For his summer collection, fashion designer Erdem Moralioglu looks to the traditions of 1940s and 1950s England. More specifically, Erdem took as his inspiration Deborah “Debo” Cavendish, wife of Andrew Cavendish and duchess of Devonshire for more than 50 years. The fashion designer confesses that he was lucky enough to work with the textile and jewelry archivists at Chatsworth, and with Helen Marchant, Debo’s former private secretary. The result is a collection in which the floral prints of 1950s tapestries are patched with vintage tweed, Elivis-inspired leather and tulle gowns. Debo’s great passion for insects is recalled with a tiara in the shape of bug antennae. Flat shoes are embellished with a maxi bow, because details make all the difference. Erdem’s is a collection suspended between the chic taste of British aristocracy and the rebellious spirit of young misfits. An updated and convincing version of an allure that seems to be disappearing today.

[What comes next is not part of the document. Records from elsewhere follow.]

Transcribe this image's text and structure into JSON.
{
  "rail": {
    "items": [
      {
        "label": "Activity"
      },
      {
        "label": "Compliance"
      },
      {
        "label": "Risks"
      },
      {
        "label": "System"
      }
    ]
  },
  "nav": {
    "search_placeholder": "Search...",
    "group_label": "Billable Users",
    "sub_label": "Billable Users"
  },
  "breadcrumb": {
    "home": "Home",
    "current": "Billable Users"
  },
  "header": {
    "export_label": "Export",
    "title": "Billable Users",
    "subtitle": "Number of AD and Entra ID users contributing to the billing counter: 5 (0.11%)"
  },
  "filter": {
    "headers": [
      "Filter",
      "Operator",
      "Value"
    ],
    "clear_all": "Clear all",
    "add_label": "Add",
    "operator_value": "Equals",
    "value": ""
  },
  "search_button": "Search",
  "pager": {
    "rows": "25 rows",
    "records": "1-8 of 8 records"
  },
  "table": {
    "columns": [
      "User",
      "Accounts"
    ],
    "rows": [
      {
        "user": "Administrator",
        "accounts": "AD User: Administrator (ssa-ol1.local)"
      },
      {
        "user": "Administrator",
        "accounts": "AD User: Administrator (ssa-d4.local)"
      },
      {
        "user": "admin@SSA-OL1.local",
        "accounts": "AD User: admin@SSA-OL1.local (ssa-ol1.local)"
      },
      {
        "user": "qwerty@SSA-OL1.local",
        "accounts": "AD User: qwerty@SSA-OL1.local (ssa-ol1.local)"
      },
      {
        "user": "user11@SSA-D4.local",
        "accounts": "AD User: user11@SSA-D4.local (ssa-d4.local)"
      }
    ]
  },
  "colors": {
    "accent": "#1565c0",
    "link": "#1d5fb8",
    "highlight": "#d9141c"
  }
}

Ashish Gupta, designer of the eponymous brand, instead throws us into a totally different visual universe. Here, too, we look back to the past, but not to the rarefied atmospheres of the high aristocracy, as much as to the clubbing, London and New York of the 1980s. it is a glamorous, colorful and carefree world that of Ashish, who returns to the runway after a four-year absence. In Ashish’s collection, the myth of Fiorucci, Biba, Divine and Pat Cleveland come alive. Skin-tight jumpsuits, patchwork dresses and lots and lots of shimmering glitter-these are the ingredients for a trip back to Ashish’s glittering nightlife. The words “Everybody Is a Star” dominate the runway. And everyone really does look starm, beyond age, gender, skin color. Ashish’s is a manifesto that invites people to have fun without feeling embarrassed. “I want it to be an absolute blast of sex-positive, body-positive, joyful celebration—of everyone” – said the fashion designer – “That was the brief, really. I was like, ‘Don’t be shy, enjoy it. Feel the joy, feel the moment’”.

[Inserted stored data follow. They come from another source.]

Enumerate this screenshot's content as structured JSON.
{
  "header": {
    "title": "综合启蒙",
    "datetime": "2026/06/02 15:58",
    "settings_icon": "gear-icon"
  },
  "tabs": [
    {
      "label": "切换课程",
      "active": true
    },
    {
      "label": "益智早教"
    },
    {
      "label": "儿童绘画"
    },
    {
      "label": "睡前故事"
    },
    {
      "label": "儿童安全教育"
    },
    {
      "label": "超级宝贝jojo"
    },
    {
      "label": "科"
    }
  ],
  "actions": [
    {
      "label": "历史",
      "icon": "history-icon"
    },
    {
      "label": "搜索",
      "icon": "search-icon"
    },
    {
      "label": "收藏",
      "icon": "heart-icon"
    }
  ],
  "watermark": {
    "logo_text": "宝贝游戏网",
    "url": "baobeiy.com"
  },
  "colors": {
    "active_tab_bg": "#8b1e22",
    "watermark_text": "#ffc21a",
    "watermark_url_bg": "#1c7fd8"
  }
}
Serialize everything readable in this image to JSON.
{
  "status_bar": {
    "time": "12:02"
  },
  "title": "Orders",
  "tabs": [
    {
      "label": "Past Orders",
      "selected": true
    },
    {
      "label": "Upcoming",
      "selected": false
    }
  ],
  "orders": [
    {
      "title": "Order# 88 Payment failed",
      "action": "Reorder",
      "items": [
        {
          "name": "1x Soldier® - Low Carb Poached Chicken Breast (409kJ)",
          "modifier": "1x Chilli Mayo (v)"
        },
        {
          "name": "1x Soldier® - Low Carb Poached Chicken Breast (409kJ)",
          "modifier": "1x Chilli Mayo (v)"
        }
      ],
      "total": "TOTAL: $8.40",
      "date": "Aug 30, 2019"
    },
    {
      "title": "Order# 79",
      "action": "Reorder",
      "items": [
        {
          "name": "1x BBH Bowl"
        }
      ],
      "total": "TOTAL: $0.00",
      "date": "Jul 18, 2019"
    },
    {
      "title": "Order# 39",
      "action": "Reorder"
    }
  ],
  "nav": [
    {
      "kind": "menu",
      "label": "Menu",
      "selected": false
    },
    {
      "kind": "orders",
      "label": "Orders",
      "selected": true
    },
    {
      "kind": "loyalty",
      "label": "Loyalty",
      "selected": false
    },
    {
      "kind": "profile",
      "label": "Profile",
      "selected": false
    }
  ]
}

Closing out London Fashion Week on a high note was Daniel Lee, with his second collection as Burberry’s creative director. For this collection, Lee reveals his playful side, with new interlocked chainlink prints, maxi plaid patterns, and multicolored floral prints. Nonetheless, the British fashion designer’s interest is all in classic formalwear. Lee goes deep on outwear with a series of trench coats and outerwear from alternating lengths and sizes. There always remains, however, a focus on shapes that are geometric, rigid, and elegantly cut. The rest is a skillful and calibrated alternation of well-proportioned sleeveless ensembles, frayed turtleneck sweaters, and softly proportioned shirts. Lee also rediscovers the vest, tailored cut, worn leather, and jacketless. Daniel Lee seems to have fully grasped the spirit of a historic brand like Burberry, which must stay with the times without distorting such an important heritage. Burberry’s is thus a fresh, joyful collection, free from the dogmatisms of the fashion world. And Daniel Lee’s journey with the British brand is just beginning, and we can’t wait to see how it evolves in the future.